Chinese securities houses are trying to break the monopoly held by overseas investment banks in cross-border merger and acquisition (M&A) services.

Instead of only conducting simple and preliminary consulting services for overseas deals, more of them are seeking the chance to play a leading advisory role and build up their own brand in the international investment banking business.

Xiangcai Securities has set a positive example recently by leading the advisory service for Xinjiang Chalkis Co Ltd, a Shenzhen-listed agriculture company and China's biggest tomato producer, in its latest overseas acquisition.

Two weeks ago, the listed company took over a 55 per cent stake in France's SAS Conserve de Provence, a major tomato producer in France that takes about half of the market share of tomato products in the country but has been haunted by over-loaded debt.

The price Xinjiang Chalkis paid for the majority shareholder position was only 7 million euros (US$5.9 million), compared to a doubling net asset of the French company. That is a good bargain for the Xinjiang company as it wins access to the overseas market, production base and sales network, experts said.

Helping the clients find the most suitable acquisition target with most satisfactory prices is what investment banks like Xiangcai are set to do, said Jin Yanshi, chief economist of Xiangcai Securities, a Hunan-based securities firm and a pioneer in introducing overseas capital and expertise in the industry.

The company has already set up a joint venture securities house and a fund management venture in China and recruited a team of overseas professionals to expand its overseas investment banking business.

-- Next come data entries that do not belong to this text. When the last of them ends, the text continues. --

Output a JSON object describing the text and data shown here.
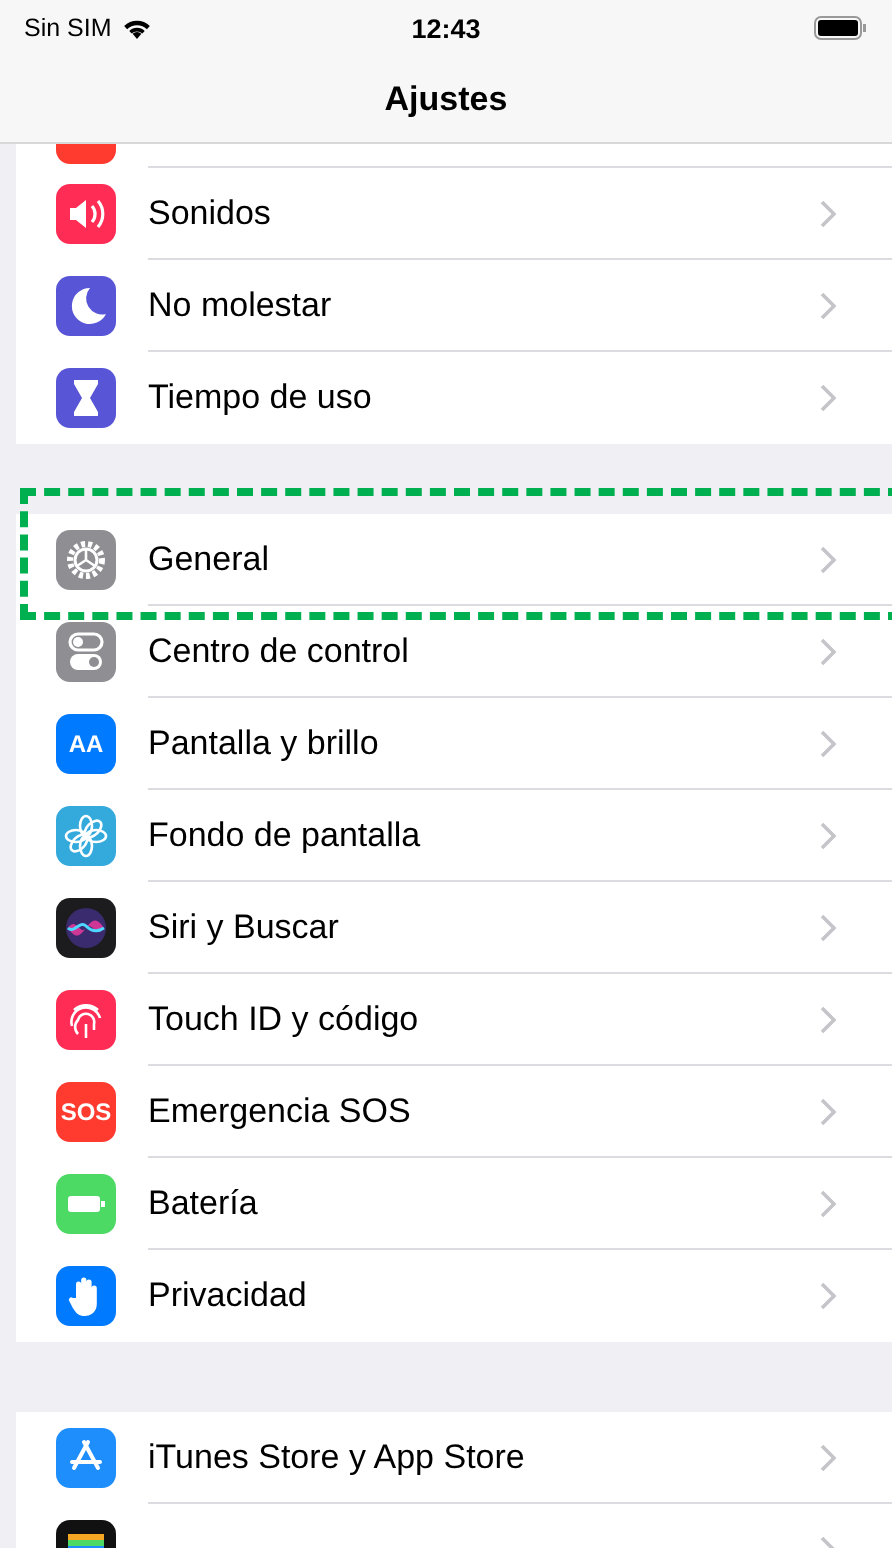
{
  "status_bar": {
    "carrier": "Sin SIM",
    "time": "12:43"
  },
  "nav": {
    "title": "Ajustes"
  },
  "groups": [
    {
      "items": [
        {
          "partial": true,
          "highlighted": false
        },
        {
          "label": "Sonidos",
          "partial": false,
          "highlighted": false
        },
        {
          "label": "No molestar",
          "partial": false,
          "highlighted": false
        },
        {
          "label": "Tiempo de uso",
          "partial": false,
          "highlighted": false
        }
      ]
    },
    {
      "items": [
        {
          "label": "General",
          "partial": false,
          "highlighted": true
        },
        {
          "label": "Centro de control",
          "partial": false,
          "highlighted": false
        },
        {
          "label": "Pantalla y brillo",
          "icon_text": "AA",
          "partial": false,
          "highlighted": false
        },
        {
          "label": "Fondo de pantalla",
          "partial": false,
          "highlighted": false
        },
        {
          "label": "Siri y Buscar",
          "partial": false,
          "highlighted": false
        },
        {
          "label": "Touch ID y código",
          "partial": false,
          "highlighted": false
        },
        {
          "label": "Emergencia SOS",
          "icon_text": "SOS",
          "partial": false,
          "highlighted": false
        },
        {
          "label": "Batería",
          "partial": false,
          "highlighted": false
        },
        {
          "label": "Privacidad",
          "partial": false,
          "highlighted": false
        }
      ]
    },
    {
      "items": [
        {
          "label": "iTunes Store y App Store",
          "partial": false,
          "highlighted": false
        },
        {
          "partial": false,
          "highlighted": false
        }
      ]
    }
  ]
}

"The success with the Xinjiang Chalkis deal opens a new business model for us," said Jin, a former Wall Street investment banker.

So far, investment banking only attributes a small ratio of overall revenue in domestic securities firms - and there was hardly any from overseas business.

However, as the M&A market grows rapidly in China with economic restructuring, the Chinese authorities have been encouraging more domestic companies to open businesses overseas and allow more foreign investors in.

It took only about one month for the authorities to give the go-ahead for Xinjiang Chalkis' overseas acquisition in March, said Jin.

That demonstrates the authorities' support for such moves, so more domestic companies are expected to go down a similar road, he said.

"That is exactly where our business opportunities arise," he said, adding that his team aims to serve first-class domestic companies and help them become internationally competitive.

Timing and familiarity with the international market are essential elements to ensure the success of such overseas M&A deals.

Take the tomato business, for example, statistics indicate that the global consumption of tomatoes has been increasing by 3 per cent annually over the past few years.

The demand is even higher in Europe, but due to climactic reasons, the tomato output in European countries and the United States has been declining.

The shortage of tomato supply in the international market gives Chinese enterprises a golden chance, said Jin.

With the combination of the European brand and Chinese supply and processing capacity, it has been estimated that the French venture would turn around next year and become a global leader in the industry in three to five years.

Other industries that nurture similar opportunities for Chinese enterprises include food, electronics, power and steel, said Jin.

M&A in sectors like automobiles, real estate and credit cards are also on the rise.

But to be truly competitive with large overseas investment banks, Chinese companies still have a lot to catch up, experts said.

For example, foreign companies still prefer to choose investment banks from their home-market to provide services when entering China and acquiring Chinese firms.

Even for large Chinese companies, they oftentimes become clients of foreign investment banks when seeking overseas expansion.

So far, domestic investment banks are still mostly involved in small and medium-sized projects in the local market, where they have more advantages, said an official with the investment banking department of the Industrial Securities Co.

It will take a long time to change the situation, he said.